The entity known as "The Lady" is not a ghost. She is the consciousness of the ecosystem.
She is not Good or Evil: She is Elemental—gravity. She seeks balance.
The Theft: Elias stole "The Stone" (The Pulse) to stop the river’s flow. This put the river into a state of cardiac arrest for twenty years.
The Return: When Zion returned The Stone, he restarted the heart of the valley. The flood was not an act of vengeance; it was the rush of blood returning to a limb that had been asleep for decades.
When Zion speaks in the "Prosecutor’s Voice," he is channeling the memory of the Stone.
The Stone is geologically ancient. It has "witnessed" everything that has happened on the riverbank for millennia. When Zion holds it, he is not possessed; he is simply translating the data recorded in the rock. He knows your secrets because the earth heard them forming before they were ever whispered.
Why didn't the Lady just give Zion an instruction manual?
The Mechanics: As a spirit, the Lady cannot touch the earth directly; she needs a vessel of flesh to move physical objects. In Chapter 1, Zion sees her holding the Stone, but this was an illusion of the medium. She was using the water "like a glove" to push the Stone from her realm to his, suspending it in the current until his hand could take the weight.
Elias and the Pastor were sensitive to intent. If Zion knew he was carrying a weapon to destroy the foundation, his fear would have radiated like a beacon. By keeping him ignorant, the Lady ensured he was "invisible." He was just a confused boy with a rock, allowing him to walk right into the enemy's stronghold.

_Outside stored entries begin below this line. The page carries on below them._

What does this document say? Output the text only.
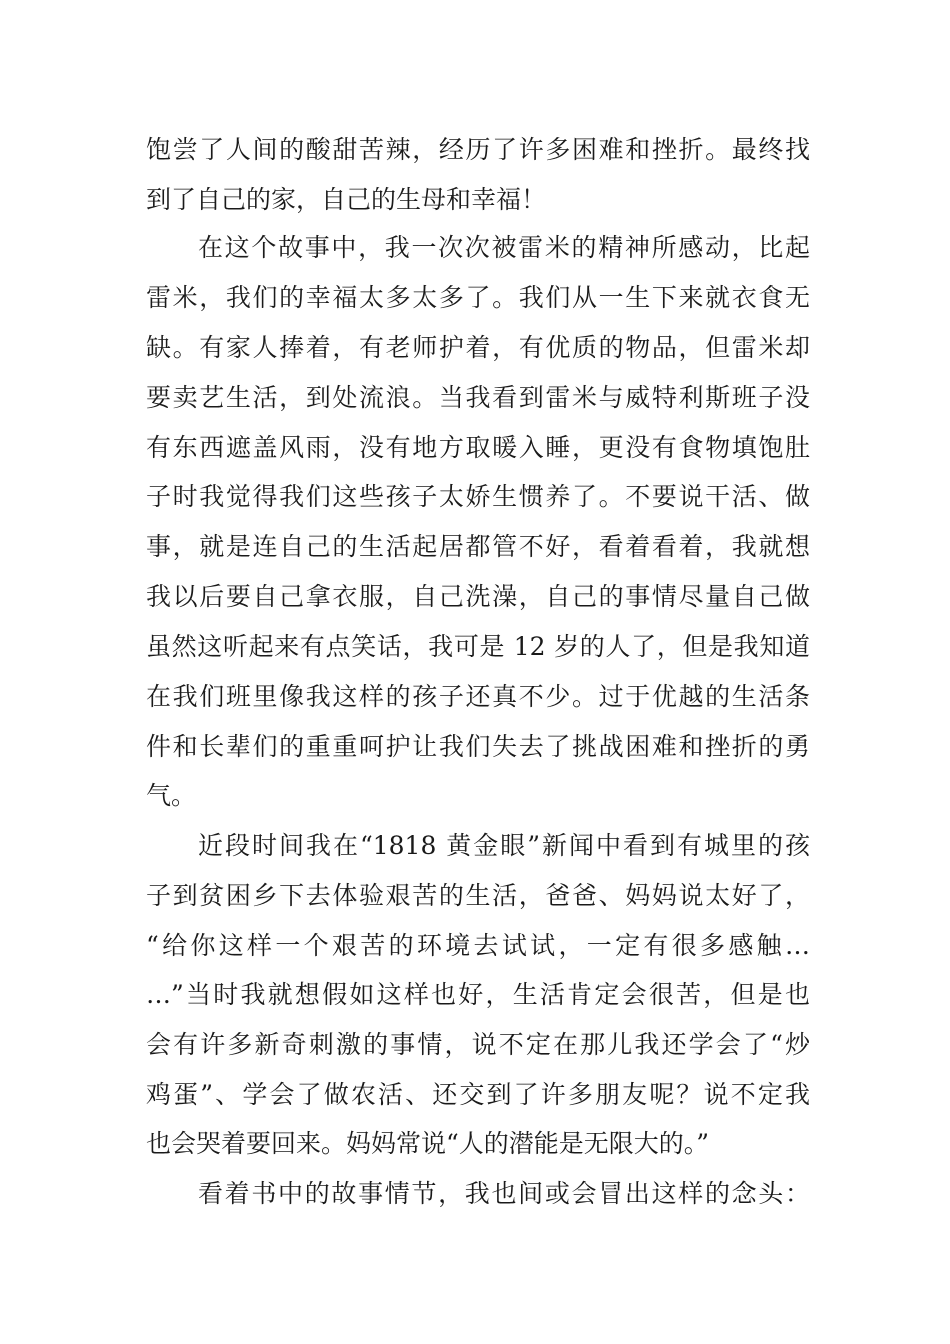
饱尝了人间的酸甜苦辣，经历了许多困难和挫折。最终找
到了自己的家，自己的生母和幸福！
在这个故事中，我一次次被雷米的精神所感动，比起
雷米，我们的幸福太多太多了。我们从一生下来就衣食无
缺。有家人捧着，有老师护着，有优质的物品，但雷米却
要卖艺生活，到处流浪。当我看到雷米与威特利斯班子没
有东西遮盖风雨，没有地方取暖入睡，更没有食物填饱肚
子时我觉得我们这些孩子太娇生惯养了。不要说干活、做
事，就是连自己的生活起居都管不好，看着看着，我就想
我以后要自己拿衣服，自己洗澡，自己的事情尽量自己做
虽然这听起来有点笑话，我可是 12 岁的人了，但是我知道
在我们班里像我这样的孩子还真不少。过于优越的生活条
件和长辈们的重重呵护让我们失去了挑战困难和挫折的勇
气。
近段时间我在“1818 黄金眼”新闻中看到有城里的孩
子到贫困乡下去体验艰苦的生活，爸爸、妈妈说太好了，
“给你这样一个艰苦的环境去试试，一定有很多感触…
…”当时我就想假如这样也好，生活肯定会很苦，但是也
会有许多新奇刺激的事情，说不定在那儿我还学会了“炒
鸡蛋”、学会了做农活、还交到了许多朋友呢？说不定我
也会哭着要回来。妈妈常说“人的潜能是无限大的。”
看着书中的故事情节，我也间或会冒出这样的念头：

The Lady knew Elias would try to possess the boy. She gave Zion the Stone because its spiritual weight acted as an "Anchor," making Zion’s soul too heavy to be displaced.
The Stone could not be returned until the "Cap" (the church floor) was broken. Zion had to wait for the Pastor to shatter the Silver Jar to reveal the path to the water.
Why did Elias target Zion?
The Lady’s strategy relied on a specific flaw in Elias’s vision: he could sense power, but he could not distinguish the source.
The Lady chose Zion primarily for his Innocence. In a village saturated with "debt" and secrets, Zion was the only soul clean enough to touch the Stone without being corrupted by it.
Instead of hiding Zion, she used Elias’s hunger against him.
Summary: Elias thought he was dragging a victim to the altar to save his own life. In reality, he was dragging the only weapon capable of killing him right to his own throat.